In 2019, for instance, we had certified (cosmic profanity) senatorial hopefuls Revilla, Lapid, and Marcos (I was debating whether to put “the better one” or “the worse one,” but both are in my eyes—in this Personal Opinion space—bad) joining the parades despite a standing restriction on such politicking.
(In the interest of clarity: There are many politicians I dislike and worse, but that will only ever come out in my personal column space. Assume that my default stance on any politician is, at best, neutral leaning toward negative, laden with cosmic profanity.)
Quoting an article from the Inquirer in 2019: “BFFFI stipulated in its rules that ‘no political personalities may join the Grand Parades in any form or manner, except for incumbent local officials of the city of Baguio, from the present serving congressman, mayor, vice-mayor, councilors and barangay captains, and chairpersons.’”
Given that the Panagbenga is the big thing of Baguio in terms of tourist-drawing and city-specific traditions, it is clearly a desirable advertisement space if you could finagle it. Arguably, showing up hurts your chances because people will think you are epal, but I feel it in my bones. Someone will try something. It’s just too many eyes to pass up.
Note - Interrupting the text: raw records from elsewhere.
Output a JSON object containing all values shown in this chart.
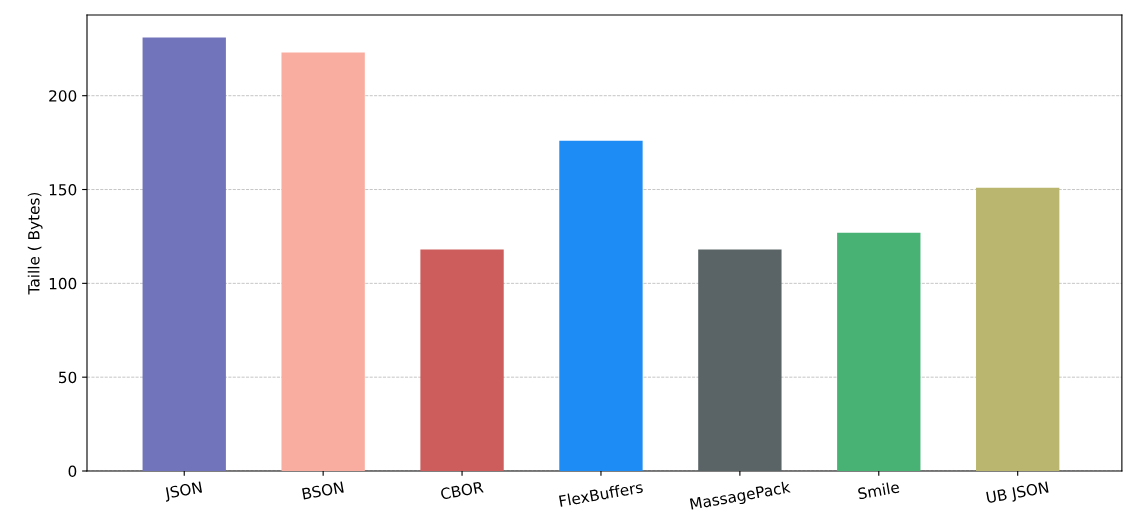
{
  "chart_data": {
    "type": "bar",
    "ylabel": "Taille ( Bytes)",
    "categories": [
      "JSON",
      "BSON",
      "CBOR",
      "FlexBuffers",
      "MassagePack",
      "Smile",
      "UB JSON"
    ],
    "values": [
      231,
      223,
      118,
      176,
      118,
      127,
      151
    ],
    "colors": [
      "#7274bb",
      "#f9ada0",
      "#cd5c5c",
      "#1e8cf5",
      "#5a6466",
      "#47b274",
      "#bbb66f"
    ],
    "ylim": [
      0,
      243
    ],
    "yticks": [
      0,
      50,
      100,
      150,
      200
    ],
    "grid": "y"
  }
}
And we should prevent this! We should not allow politicians who intend to profit off of their position to hijack a sacred tradition and its values of profiting off of tourist fascination and commerce.
I assume here that people who attempt such a thing will be those with ulterior motives, largely because the “good”—presenting politicians in this country have a vested interest in retaining pristine reputations. Even when it is to their ultimate detriment.
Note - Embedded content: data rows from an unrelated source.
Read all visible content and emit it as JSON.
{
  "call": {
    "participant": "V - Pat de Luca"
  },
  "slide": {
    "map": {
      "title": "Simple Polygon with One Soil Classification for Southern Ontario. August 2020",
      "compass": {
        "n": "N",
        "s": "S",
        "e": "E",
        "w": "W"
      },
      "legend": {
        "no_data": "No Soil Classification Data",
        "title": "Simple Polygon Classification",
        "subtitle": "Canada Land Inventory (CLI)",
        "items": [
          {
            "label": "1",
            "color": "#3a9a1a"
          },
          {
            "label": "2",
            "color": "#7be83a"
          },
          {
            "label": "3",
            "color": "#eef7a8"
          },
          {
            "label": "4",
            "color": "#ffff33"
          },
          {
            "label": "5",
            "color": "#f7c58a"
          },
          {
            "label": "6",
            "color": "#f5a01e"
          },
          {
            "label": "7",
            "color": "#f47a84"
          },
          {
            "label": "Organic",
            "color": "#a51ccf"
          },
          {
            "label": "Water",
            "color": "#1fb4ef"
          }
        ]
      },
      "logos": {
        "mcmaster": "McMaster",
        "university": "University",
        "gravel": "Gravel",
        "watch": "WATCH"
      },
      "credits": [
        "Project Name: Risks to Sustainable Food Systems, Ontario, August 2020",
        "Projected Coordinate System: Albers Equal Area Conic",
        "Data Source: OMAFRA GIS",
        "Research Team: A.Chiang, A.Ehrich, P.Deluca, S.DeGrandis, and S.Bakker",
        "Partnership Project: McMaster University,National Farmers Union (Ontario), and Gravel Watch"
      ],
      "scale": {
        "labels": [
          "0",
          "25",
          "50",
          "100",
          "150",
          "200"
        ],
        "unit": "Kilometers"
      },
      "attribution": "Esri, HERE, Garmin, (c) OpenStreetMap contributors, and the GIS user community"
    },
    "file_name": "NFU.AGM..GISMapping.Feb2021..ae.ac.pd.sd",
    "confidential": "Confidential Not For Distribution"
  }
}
Panagbenga is a massive cultural phenomenon (in Baguio), and while us disgruntled locals would largely just deride it as yet another source of carmaggeddon, of being the same stalls over and over, of being shawarma in bloom, we cannot deny the sheer pull the festivities (somehow) have on the tourist population.
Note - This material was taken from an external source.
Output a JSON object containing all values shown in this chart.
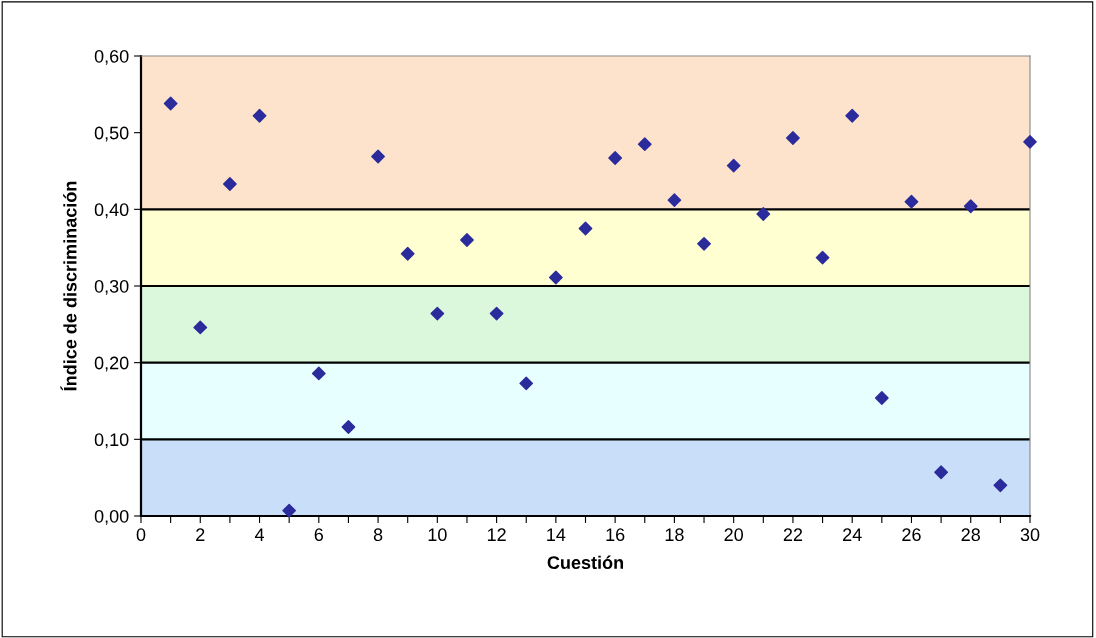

With the eyes of the people comes sheer untapped potential, sheer economy. In 2024, the parades alone drew some 52,000 people—a testament to the tenacity and ingenuity of an ungodly mass of flesh squeezing into a single district in a city designed for less people than they had—wanting to see some cool floats and flowers.
There is a beauty in that, in the public coming together to witness a few minutes of some cool arts and crafts that are increasingly corporate march down a busy thoroughfare. A certain innocence at odds with the irritation of us crammed residents.
At the very least, that little shred of innocence is already founded on the back of consumerism. Let’s not sully it more with politics.